Он откинул одеяло и радостно удивился.
— Ах, какая ты превосходная лекарка, Лукерья! У тебя и поучиться нам, желторотым, не грешно. Ножки-то ещё не растирала ей? Сейчас же надо. Вот и ты понадобишься, мальчуган. Как тебя зовут‑то? Сейчас же, Федя, найди и дай мне шерстяные чулки или варежки. Ноги и руки будем растирать матери. Тётушка Лукерья, разожги лучше самовар, а то в доме‑то, должно быть, и дровишек нет. Горячая вода нужна постоянно.
Лукерья неожиданно улыбнулась, но сказала недовольно и обидчиво:
— Хоть ты и учёный, да туркать‑то молод ещё. Ну, уж не гневаюсь: о болящей‑то больно забеспокоился.
— Ты не ругай меня, тётушка Лукерья! Я ведь хлопочу не только по обязанности, но и от горячего сердца. Как это можно допустить, чтобы такая молодая женщина погибла!
Вместо того чтобы бежать за бутылками, я подскочил к нему и схватил его за руку.
— Без мамы я жизни лишусь… — заикаясь от отчаяния и надежды, вскрикнул я и захлебнулся от слёз. — Чего хошь со мной делай, а её вылечи.
Антон прижал мою голову к своему халату и растроганно засмеялся.
— Постараюсь, постараюсь, милок. Как‑нибудь поднимем её общими силами.
Отец убежал за водой к колодцу, а Лукерья возилась с самоваром. Я принёс мешок со звякающими бутылками и сбегал в кладовую за тёплыми чулками.

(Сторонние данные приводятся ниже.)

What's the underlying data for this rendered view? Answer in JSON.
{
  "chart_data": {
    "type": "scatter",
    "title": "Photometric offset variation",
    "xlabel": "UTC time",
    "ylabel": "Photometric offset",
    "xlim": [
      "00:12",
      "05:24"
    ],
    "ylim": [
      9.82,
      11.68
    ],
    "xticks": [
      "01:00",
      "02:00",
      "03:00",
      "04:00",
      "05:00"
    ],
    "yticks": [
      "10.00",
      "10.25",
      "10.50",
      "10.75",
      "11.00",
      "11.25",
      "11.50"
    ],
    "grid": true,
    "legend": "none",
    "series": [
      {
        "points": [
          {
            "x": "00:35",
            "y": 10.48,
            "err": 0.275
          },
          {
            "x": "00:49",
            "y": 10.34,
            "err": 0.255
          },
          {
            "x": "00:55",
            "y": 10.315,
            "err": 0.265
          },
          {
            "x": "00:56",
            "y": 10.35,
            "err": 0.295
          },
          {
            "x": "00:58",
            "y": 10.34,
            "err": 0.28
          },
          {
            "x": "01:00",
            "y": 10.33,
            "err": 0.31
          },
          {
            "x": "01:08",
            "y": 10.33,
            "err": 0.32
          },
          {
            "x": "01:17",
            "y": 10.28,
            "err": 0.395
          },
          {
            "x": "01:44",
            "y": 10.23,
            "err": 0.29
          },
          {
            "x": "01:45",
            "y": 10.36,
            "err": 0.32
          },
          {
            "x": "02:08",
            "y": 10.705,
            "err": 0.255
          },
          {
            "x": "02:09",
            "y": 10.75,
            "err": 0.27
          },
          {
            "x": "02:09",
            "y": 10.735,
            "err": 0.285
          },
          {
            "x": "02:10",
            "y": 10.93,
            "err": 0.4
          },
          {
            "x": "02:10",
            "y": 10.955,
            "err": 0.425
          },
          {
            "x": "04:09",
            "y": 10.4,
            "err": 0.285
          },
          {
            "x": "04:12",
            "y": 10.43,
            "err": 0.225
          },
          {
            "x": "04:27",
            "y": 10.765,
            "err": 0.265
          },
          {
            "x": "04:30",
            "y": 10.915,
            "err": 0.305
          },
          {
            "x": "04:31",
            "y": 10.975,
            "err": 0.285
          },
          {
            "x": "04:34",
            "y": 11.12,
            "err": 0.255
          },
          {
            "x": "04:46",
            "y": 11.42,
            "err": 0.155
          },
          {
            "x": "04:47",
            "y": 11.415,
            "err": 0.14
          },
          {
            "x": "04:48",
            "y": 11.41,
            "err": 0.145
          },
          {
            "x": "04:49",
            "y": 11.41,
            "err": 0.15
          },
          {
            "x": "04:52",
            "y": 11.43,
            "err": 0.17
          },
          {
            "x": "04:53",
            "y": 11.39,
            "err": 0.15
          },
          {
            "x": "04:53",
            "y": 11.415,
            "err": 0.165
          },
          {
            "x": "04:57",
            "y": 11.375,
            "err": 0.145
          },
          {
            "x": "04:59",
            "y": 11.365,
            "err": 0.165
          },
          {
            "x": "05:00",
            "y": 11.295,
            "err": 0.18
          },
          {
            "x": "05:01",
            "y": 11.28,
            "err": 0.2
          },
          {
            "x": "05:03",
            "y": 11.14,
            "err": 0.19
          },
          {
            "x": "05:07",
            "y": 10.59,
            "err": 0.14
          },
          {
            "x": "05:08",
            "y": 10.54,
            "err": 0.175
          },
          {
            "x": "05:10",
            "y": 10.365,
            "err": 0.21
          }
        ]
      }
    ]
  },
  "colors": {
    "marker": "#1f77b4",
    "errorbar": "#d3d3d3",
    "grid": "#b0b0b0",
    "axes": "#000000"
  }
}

Судороги жутко ломали руки и ноги матери, и вся она корчилась от рвоты. Антон вливал в рот ей какое‑то мутное лекарство.
Вошёл дедушка, поклонился студенту и сел на лавку.
— Спроть божьей воли не пойдёшь, барин, — сказал он покорно и кротко. — Все под богом ходим. Вот и старуха моя слегла — в выходе стонет… Как бы и её не прибрал господь…
— Есть и другая народная мудрость, дедушка: на бога надейся, а сам не плошай. Пройду и к старушке. А родился я не барином. Папаша мой — железнодорожный машинист и сейчас ещё не бросил паровоза, хотя по седине и тебе не уступит. Зовут его Макаром, а меня — Антоном.
Дедушка отчуждённо поглядел на него и с усмешкой себе на уме провёл пальцами по бороде.
— А вот науку произошёл — дохтуром стал. Из простонародья учёных не бывало. Простонародью положено горб ломать, а наукой‑то барство да купечество промышляют.
Антон растирал обеими руками ноги матери и словоохотливо говорил:
— Наука, дедушка, тоже горбом зарабатывается. Я вот и голодал, и холодал, и всякие трудности испытал. А от этого только злее и смелее становился. Люди из простонародья сейчас эту науку дерзко у дворян да богатых вырывают, хоть они и запирают её от народа, да замки‑то наш брат понемногу сшибает.
Я видел, что дед не верит ни одному его слову, но учтиво скрывает свою мужицкую неприязнь. Он не признавал иного труда, кроме труда на земле, мускульного труда, и даже тех мужиков, которые уходили на сторону, в города, считал пропащими — гулевыми людьми, которые, как все горожане и баре, едят крестьянский хлеб и живут захребетниками.
— Ежели все учёны будут — кому же за сохой ходить да хлеб молотить? Учёные‑то к барам льнут, а мужика чужаются, чернядью брезгают.